Fig. 12–2. The force between two atoms as a function of their distance of separation.

We shall next discuss the characteristics of molecular forces. These are forces between the atoms, and are the ultimate origin of friction. Molecular forces have never been satisfactorily explained on a basis of classical physics; it takes quantum mechanics to understand them fully. Empirically, however, the force between atoms is illustrated schematically in Fig. 12–2, where the force F between two atoms is plotted as a function of the distance r between them. There are different cases: in the water molecule, for example, the negative charges sit more on the oxygen, and the mean positions of the negative charges and of the positive charges are not at the same point; consequently, another molecule nearby feels a relatively large force, which is called a dipole–dipole force. However, for many systems the charges are very much better balanced, in particular for oxygen gas, which is perfectly symmetrical. In this case, although the minus charges and the plus charges are dispersed over the molecule, the distribution is such that the center of the minus charges and the center of the plus charges coincide. A molecule where the centers do not coincide is called a polar molecule, and charge times the separation between centers is called the dipole moment. A nonpolar molecule is one in which the centers of the charges coincide. For all nonpolar molecules, in which all the electrical forces are neutralized, it nevertheless turns out that the force at very large distances is an attraction and varies inversely as the seventh power of the distance, or F=k/r⁷, where k is a constant that depends on the molecules. Why this is we shall learn only when we learn quantum mechanics. When there are dipoles the forces are greater. When atoms or molecules get too close they repel with a very large repulsion; that is what keeps us from falling through the floor!

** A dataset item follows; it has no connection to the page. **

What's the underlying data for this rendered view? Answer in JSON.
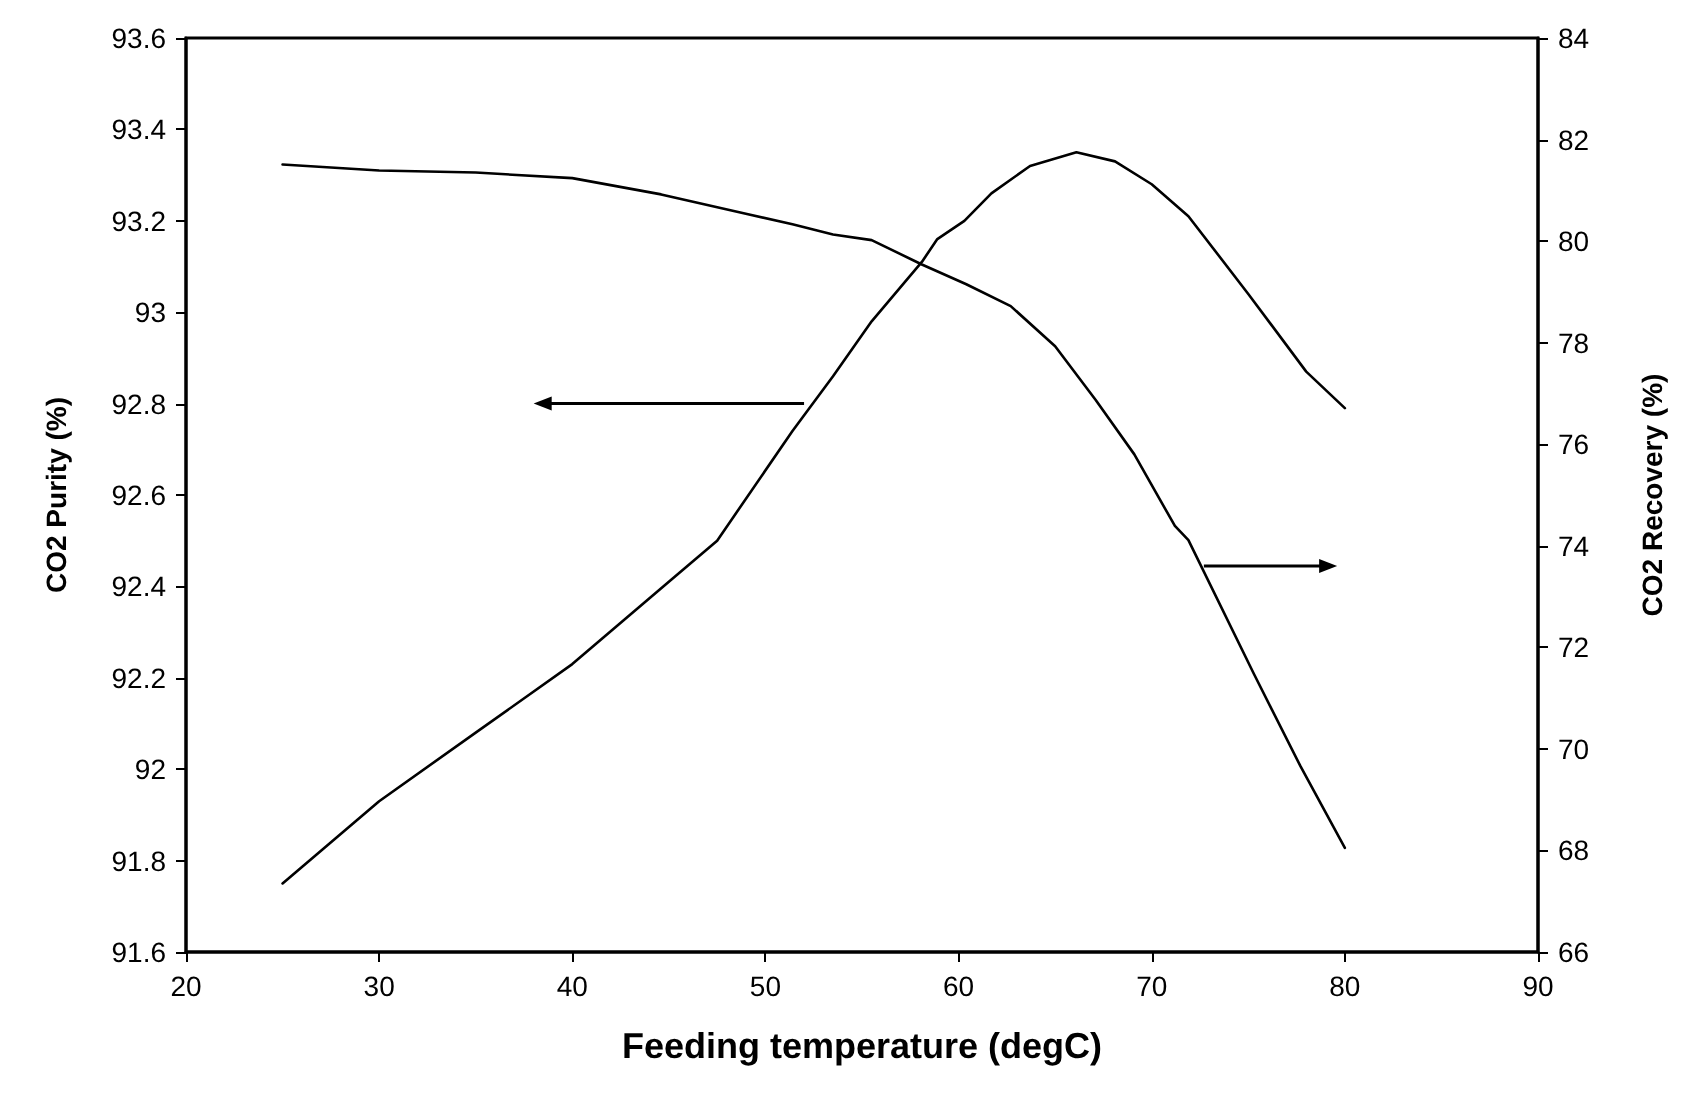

These molecular forces can be demonstrated in a fairly direct way: one of these is the friction experiment with a sliding glass tumbler; another is to take two very carefully ground and lapped surfaces which are very accurately flat, so that the surfaces can be brought very close together. An example of such surfaces is the Johansson blocks that are used in machine shops as standards for making accurate length measurements. If one such block is slid over another very carefully and the upper one is lifted, the other one will adhere and also be lifted by the molecular forces, exemplifying the direct attraction between the atoms on one block for the atoms on the other block.

Nevertheless, these molecular forces of attraction are still not fundamental in the sense that gravitation is fundamental; they are due to the vastly complex interactions of all the electrons and nuclei in one molecule with all the electrons and nuclei in another. Any simple–looking formula we get represents a summation of complications, so we still have not got the fundamental phenomena.

Since the molecular forces attract at large distances and repel at short distances, as shown in Fig. 12–2, we can make up solids in which all the atoms are held together by their attractions and held apart by the repulsion that sets in when they are too close together. At a certain distance d (where the graph in Fig. 12–2 crosses the axis) the forces are zero, which means that they are all balanced, so that the molecules stay that distance apart from one another. If the molecules are pushed closer together than the distance d they all show a repulsion, represented by the portion of the graph above the r–axis. To push the molecules only slightly closer together requires a great force, because the molecular repulsion rapidly becomes very great at distances less than d. If the molecules are pulled slightly apart there is a slight attraction, which increases as the separation increases. If they are pulled sufficiently hard, they will separate permanently—the bond is broken.

If the molecules are pushed only a very small distance closer, or pulled only a very small distance farther than d, the corresponding distance along the curve of Fig. 12–2 is also very small, and can then be approximated by a straight line. Therefore, in many circumstances, if the displacement is not too great the force is proportional to the displacement. This principle is known as Hooke’s law, or the law of elasticity, which says that the force in a body which tries to restore the body to its original condition when it is distorted is proportional to the distortion. This law, of course, holds true only if the distortion is relatively small; when it gets too large the body will be torn apart or crushed, depending on the kind of distortion. The amount of force for which Hooke’s law is valid depends upon the material; for instance, for dough or putty the force is very small, but for steel it is relatively large. Hooke’s law can be nicely demonstrated with a long coil spring, made of steel and suspended vertically. A suitable weight hung on the lower end of the spring produces a tiny twist throughout the length of the wire, which results in a small vertical deflection in each turn and adds up to a large displacement if there are many turns. If the total elongation produced, say, by a 100–gram weight, is measured, it is found that additional weights of 100 grams will each produce an additional elongation that is very nearly equal to the stretch that was measured for the first 100 grams. This constant ratio of force to displacement begins to change when the spring is overloaded, i.e., Hooke’s law no longer holds.